My 2 cents: I am not an experienced React dev, but the React compiler came out recently with React 19, which is supposed to do the same thing as Svelte's - eliminate unnecessary DOM modifications by explicitly tracking which components rely on what state - thus making useMemo() unnecessary.

Since the article still references useMemo(), I wonder how up-to-date the rest of the article is.

littlecranky67 3 hours ago | parent | next [-]

React has always been tracking what component relies on what state, independent of the compiler. That is one of the reason the rule-of-hook has to exist - it tracks if a component calls useState() and thus knows the according setState function that manipulates that particular state.

Idk why people claim React is bloat, especially since you can switch to Preact (4kb) most of the time without changes if filesize is an issue for you.

epolanski 8 minutes ago | parent | next [-]

> Idk why people claim React is bloat

Because it's very hard to control it's rendering model. And the fact that multi billion dollar startups and multi trillion dollar companies hiring ivy league charlatans still have bloated low-performing websites written in react (that don't even need react...) clearly states the issues aren't that trivial.

> React has always been tracking what component relies on what state, independent of the compiler.

This still needs a complete parsing and analysis of your components and expressions. Which is why there is no single very performing UI library that can avoid directives.

Capricorn2481 an hour ago | parent | prev [-]

Because people make shitty React apps and people think React is slow because of it.

It's definitely not slow here. It's within 20% of Svelte.

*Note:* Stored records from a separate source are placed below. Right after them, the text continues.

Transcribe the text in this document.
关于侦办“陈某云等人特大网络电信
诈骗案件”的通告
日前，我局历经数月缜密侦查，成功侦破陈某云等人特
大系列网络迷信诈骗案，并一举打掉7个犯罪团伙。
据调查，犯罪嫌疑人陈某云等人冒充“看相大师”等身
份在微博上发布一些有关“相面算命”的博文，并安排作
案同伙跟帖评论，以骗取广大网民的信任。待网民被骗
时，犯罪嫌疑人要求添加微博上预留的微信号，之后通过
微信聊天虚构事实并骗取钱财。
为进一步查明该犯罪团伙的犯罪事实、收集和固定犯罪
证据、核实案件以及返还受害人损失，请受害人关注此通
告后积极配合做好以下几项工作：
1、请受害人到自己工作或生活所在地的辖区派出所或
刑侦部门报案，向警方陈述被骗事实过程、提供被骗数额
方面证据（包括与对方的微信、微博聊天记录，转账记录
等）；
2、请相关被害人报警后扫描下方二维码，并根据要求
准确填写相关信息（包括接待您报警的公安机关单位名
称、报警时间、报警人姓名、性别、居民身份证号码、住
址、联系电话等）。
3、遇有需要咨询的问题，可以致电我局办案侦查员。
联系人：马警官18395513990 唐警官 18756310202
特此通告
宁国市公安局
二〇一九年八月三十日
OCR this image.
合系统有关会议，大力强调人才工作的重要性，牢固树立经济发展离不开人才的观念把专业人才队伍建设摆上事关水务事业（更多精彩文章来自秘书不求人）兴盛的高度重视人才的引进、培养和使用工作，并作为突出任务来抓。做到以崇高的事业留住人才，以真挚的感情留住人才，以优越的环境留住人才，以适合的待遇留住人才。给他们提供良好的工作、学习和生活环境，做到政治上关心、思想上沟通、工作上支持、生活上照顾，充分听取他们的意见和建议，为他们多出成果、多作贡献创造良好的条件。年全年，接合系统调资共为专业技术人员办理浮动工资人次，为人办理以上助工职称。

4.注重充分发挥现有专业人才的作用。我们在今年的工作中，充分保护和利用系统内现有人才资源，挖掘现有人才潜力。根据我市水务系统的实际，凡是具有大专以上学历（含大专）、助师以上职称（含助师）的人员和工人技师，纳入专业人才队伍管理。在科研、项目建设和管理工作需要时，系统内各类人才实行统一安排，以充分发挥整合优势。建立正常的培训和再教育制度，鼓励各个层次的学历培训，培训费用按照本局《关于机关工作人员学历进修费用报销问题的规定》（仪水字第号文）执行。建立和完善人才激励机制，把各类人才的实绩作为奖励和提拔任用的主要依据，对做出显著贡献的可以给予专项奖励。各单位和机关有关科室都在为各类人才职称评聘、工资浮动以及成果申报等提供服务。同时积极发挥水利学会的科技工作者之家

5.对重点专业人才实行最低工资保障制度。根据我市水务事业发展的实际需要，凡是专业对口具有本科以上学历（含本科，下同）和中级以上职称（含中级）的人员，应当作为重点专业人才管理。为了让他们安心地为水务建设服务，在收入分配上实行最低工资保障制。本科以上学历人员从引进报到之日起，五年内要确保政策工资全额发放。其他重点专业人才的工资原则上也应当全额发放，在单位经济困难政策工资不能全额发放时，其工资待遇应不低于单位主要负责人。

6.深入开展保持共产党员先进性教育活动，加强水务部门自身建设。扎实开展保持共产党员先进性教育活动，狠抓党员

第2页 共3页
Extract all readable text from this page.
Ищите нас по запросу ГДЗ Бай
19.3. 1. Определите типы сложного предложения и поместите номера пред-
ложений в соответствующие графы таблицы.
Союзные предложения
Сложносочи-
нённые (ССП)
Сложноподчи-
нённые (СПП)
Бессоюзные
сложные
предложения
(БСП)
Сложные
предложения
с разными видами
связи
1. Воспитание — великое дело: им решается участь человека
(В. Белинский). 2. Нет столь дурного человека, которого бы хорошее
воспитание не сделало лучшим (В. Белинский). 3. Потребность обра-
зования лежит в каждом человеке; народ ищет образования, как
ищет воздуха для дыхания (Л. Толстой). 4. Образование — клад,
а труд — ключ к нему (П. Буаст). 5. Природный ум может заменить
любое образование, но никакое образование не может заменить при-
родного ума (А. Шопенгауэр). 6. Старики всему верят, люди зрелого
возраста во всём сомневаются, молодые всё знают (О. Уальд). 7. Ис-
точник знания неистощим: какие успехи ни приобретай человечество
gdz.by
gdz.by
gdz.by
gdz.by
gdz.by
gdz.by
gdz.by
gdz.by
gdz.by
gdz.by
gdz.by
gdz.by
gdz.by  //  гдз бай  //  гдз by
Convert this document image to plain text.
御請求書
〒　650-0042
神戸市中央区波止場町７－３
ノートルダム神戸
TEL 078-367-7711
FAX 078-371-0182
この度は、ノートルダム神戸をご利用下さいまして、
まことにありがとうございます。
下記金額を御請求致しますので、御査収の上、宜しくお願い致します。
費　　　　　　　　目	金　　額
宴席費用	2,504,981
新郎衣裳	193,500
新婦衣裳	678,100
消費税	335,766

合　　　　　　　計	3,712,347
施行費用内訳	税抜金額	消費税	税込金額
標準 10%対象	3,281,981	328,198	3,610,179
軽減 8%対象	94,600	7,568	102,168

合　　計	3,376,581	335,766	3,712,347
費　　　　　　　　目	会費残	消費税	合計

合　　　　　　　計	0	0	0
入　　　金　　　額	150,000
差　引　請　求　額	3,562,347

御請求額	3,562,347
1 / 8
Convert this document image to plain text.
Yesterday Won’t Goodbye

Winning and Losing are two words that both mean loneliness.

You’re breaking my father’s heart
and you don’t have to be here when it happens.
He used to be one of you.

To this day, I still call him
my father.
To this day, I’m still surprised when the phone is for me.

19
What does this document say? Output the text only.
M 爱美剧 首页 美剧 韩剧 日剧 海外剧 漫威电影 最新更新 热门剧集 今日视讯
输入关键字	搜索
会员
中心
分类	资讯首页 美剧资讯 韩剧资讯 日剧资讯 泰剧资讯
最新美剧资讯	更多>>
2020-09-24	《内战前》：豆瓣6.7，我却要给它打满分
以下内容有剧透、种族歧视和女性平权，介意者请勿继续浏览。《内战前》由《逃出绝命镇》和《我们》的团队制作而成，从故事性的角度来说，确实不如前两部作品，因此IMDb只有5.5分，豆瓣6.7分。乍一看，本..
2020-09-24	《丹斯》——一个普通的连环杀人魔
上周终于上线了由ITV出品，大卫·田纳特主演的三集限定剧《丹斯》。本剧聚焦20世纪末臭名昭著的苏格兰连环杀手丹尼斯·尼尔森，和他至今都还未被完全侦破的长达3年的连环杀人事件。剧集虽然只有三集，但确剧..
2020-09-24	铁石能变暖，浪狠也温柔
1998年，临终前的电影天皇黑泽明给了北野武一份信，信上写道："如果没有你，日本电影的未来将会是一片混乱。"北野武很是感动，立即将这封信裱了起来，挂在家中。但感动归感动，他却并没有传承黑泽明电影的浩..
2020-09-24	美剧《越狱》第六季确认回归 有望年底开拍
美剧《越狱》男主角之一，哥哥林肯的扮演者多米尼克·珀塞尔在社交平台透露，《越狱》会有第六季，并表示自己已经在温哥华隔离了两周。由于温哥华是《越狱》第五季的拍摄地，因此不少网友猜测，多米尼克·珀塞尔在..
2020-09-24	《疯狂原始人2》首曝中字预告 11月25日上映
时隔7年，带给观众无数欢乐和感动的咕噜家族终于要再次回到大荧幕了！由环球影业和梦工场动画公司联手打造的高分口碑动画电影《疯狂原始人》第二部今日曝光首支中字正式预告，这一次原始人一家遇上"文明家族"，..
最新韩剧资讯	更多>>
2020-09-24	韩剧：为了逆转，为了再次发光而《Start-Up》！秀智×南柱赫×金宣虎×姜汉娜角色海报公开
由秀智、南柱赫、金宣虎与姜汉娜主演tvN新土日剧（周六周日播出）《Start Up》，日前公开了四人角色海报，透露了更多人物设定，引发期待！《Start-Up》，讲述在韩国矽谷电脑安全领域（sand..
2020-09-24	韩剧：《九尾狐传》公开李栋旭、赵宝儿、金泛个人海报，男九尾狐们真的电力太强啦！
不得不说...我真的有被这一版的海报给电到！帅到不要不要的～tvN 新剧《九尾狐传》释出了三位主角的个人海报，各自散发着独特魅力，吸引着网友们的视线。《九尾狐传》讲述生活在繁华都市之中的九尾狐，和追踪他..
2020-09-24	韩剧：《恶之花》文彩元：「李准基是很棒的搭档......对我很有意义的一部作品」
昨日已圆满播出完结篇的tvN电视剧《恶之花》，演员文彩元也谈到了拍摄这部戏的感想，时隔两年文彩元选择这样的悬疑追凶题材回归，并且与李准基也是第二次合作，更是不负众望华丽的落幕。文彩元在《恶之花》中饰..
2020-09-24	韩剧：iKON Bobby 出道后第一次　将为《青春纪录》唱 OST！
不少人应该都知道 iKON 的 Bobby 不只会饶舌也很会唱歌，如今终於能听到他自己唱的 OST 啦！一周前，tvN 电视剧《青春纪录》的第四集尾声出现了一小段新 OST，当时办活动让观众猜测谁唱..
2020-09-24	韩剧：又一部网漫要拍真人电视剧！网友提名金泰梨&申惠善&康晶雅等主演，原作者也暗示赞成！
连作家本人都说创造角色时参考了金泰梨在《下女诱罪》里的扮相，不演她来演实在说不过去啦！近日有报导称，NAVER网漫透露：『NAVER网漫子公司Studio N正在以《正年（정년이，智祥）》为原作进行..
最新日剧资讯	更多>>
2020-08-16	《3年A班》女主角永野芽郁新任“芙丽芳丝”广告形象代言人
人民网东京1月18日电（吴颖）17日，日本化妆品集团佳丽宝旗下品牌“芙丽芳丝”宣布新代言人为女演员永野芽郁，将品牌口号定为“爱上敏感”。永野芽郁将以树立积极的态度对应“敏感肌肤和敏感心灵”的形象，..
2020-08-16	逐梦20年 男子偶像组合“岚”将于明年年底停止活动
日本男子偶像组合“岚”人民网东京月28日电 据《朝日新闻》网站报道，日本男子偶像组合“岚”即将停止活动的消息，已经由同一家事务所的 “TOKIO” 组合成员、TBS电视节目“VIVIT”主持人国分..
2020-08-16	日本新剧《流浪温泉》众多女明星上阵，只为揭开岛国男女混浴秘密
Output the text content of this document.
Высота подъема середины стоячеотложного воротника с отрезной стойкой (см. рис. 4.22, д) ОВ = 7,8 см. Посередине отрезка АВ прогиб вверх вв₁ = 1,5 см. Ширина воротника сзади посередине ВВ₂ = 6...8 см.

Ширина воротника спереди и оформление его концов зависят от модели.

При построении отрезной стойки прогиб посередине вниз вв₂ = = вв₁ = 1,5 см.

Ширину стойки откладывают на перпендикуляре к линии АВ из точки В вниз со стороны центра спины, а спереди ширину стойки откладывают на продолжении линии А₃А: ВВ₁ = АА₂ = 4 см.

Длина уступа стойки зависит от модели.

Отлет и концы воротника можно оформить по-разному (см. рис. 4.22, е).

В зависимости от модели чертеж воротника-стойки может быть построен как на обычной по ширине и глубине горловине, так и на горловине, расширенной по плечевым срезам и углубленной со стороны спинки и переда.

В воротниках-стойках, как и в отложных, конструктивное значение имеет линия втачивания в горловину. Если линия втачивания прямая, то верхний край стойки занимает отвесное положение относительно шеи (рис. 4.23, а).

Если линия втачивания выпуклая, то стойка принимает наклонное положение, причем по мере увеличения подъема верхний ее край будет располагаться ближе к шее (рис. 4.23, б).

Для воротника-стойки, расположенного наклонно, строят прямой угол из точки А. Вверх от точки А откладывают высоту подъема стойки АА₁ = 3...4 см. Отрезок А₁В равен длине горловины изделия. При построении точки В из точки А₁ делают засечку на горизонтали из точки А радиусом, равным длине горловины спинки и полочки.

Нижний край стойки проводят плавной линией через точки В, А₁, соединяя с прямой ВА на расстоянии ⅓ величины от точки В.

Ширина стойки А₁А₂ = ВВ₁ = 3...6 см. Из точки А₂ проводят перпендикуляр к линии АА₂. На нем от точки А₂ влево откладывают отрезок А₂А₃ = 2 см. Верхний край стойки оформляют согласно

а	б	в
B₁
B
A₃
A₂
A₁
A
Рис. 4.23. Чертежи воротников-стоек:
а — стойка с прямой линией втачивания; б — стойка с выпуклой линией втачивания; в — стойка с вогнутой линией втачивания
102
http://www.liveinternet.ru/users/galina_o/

That's not nothing, but it's not the huge monster people claim it is

https://krausest.github.io/js-framework-benchmark/2025/table...

epolanski 4 minutes ago | parent [-]

When 99% of React apps (websites tbh, with very few needs for complex reactivity...) including those built by multi billion/trillion $ companies, struggle to produce non-bloated, non-slow, accessible websites, you know that the library is simply too complex to tame.

Of course React can be performant, but still, you're getting a PhD in its internals and hooks to get what you have in vue/nuxt/svelte whatever out of the box.

bryanrasmussen 3 hours ago | parent | prev [-]

useMemo is for maintaining calculations of dependencies between renders, renders generally caused by state changes. React always tries to track state changes, but complicated states (represented by deep objects) can be recalculated too often - not sure if React 19 improves this, don't think so when reading documentation.

on edit: often useMemo is used by devs to cover up mistakes in rendering architecture. I believe React 19 improves stuff so you would not use useMemo, but not sure if it actually makes useMemo not at all useful.